Prendre des niveaux élevés d’acceptation en réassurance auprès de mutuelles ou de paritaires ne risquerait-il pas de vous placer en situation d’abus de position dominante telle qu’envisagée par Solvabilité 2 ?

Ce sont des questions que la direction des risques a clairement en tête. Les réponses seront au cas par cas. Les décisions ne seront pas unilatérales. Je ne vois pas un assureur ou réassureur dire à une mutuelle qu’elle devra rejoindre le périmètre de son groupe. Quoi qu’il en soit, CNP Assurances sera très vigilante sur ce point, tout en déployant une vision pragmatique du marché. La structure juridique de CNP Assurances la porterait plus, si cela servait la stratégie du partenaire, vers un adossement que vers une fusion.

Est-il envisageable que CNP Assurances devienne actionnaire d’un certain nombre de producteurs de services à la personne ?

Nous n’excluons pas d’intervenir dans le champ des services à la personne sur des sujets tels que le vieillissement et l’accident, mais dans un esprit totalement différent du plan « Borloo ». Compte tenu des besoins de numérisation des offres de services, nous avons plusieurs pistes de réflexion et des solutions sont à l’étude, y compris l’accompagnement de start-up. Si nous estimons que l’une d’entre elles a une idée novatrice et que cela peut nous servir, ce serait dommage de ne pas l’aider à se développer. Ce soutien pourrait également prendre la forme d’un fonds de soutien à l’innovation dans le secteur de l’accompagnement et du bien-être.
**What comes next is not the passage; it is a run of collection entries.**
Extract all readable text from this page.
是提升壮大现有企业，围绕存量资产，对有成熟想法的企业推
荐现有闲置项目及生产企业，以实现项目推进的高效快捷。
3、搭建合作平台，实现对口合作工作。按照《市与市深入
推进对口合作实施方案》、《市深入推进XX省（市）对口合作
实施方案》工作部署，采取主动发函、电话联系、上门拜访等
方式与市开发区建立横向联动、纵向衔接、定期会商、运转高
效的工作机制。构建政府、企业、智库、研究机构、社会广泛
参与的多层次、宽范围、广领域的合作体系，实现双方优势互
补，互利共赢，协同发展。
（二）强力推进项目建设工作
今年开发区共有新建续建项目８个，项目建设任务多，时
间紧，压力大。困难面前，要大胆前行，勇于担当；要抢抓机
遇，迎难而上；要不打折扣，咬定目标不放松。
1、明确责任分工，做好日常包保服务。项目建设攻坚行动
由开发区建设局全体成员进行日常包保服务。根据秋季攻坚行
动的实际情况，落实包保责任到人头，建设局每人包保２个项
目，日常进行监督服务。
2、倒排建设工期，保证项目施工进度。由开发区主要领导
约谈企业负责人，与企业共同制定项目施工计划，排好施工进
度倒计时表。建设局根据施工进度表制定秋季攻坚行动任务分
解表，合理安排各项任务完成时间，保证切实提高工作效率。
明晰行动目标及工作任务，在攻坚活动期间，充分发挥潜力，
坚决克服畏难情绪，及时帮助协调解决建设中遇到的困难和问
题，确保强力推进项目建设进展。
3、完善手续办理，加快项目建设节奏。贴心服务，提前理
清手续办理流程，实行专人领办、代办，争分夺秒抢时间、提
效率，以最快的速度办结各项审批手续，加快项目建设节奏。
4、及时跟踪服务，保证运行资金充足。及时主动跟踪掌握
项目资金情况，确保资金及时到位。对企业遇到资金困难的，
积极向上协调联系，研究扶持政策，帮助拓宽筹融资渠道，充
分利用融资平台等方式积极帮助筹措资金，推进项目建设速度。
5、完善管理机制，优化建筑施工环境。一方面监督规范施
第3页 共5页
En quoi la faiblesse des taux affecte-t-elle la prévoyance collective ?

Elle oblige, entre autres, à mobiliser des fonds supplémentaires pour le provisionnement des engagements, dans la mesure où le calcul du montant des provisions intègre le niveau de leur rémunération. Ce phénomène devrait amener à une plus grande orthodoxie dans la tarification et à une approche multi­dimensionnelle de la gestion du risque. Si cette baisse des taux peut avoir un effet positif, c’est de permettre d’aborder avec les entreprises les problématiques de prévention, de retour à l’emploi…, bref, d’apporter un véritable accompagnement, ce que nous faisons déjà auprès des collectivités locales.

Comment analysez-vous le peu de développement de l’épargne retraite ?

Il existe une inquiétude latente, mais les jeunes générations ne sont pas encore conscientes qu’elles vont être confrontées à la baisse de leurs revenus, car la situation financière des retraités actuels est glo­balement satisfaisante. Mais la réalité va finir par les rattraper. Il est donc nécessaire de poursuivre la pédagogie. Par ailleurs, on peut encore améliorer les produits liés à la retraite ! Il convient de mieux prendre en compte la psychologie de l’acheteur, le « tunnel » de la rente n’est pas toujours adapté. Il faut davantage de souplesse sur les « coups durs », en autorisant les sorties en capital, et intégrer des services tels que le bilan retraite, voire un accompagnement sur la dépendance.

Justement, l’assurance perte d’autonomie peine tout autant à se développer, alors que CNP Assurances est très présente sur des garanties non viagères décriées.

Le prix des garanties dépendance a effec­tivement constitué un frein au dévelop­pement de ce marché. D’autant plus que, contrairement à ce que l’on annonçait, tout le monde ne sera pas dépendant, même si la durée de vie s’allonge. Nous travaillons aujourd’hui à la construction d’une offre dépendance moins chère, qui serait assortie d’un contenu plus étoffé, notamment en services. Le devoir de l’assureur est de tra­vailler sur la prévention des facteurs majeurs de la perte d’autonomie, comme le confinement ou l’accident, par exemple en encou­rageant les plus de 65 ans à réaliser un bilan de l’accessibilité de leur habitation.

L’un des facteurs de succès dans notre activité de protection de la personne réside dans notre capacité à s’adapter à la réalité. Nous intervenons sur des sujets très sociétaux. Ce n’est jamais le client qui ne comprend pas l’intérêt de souscrire un contrat, c’est plutôt moi qui ne le lui vends pas bien.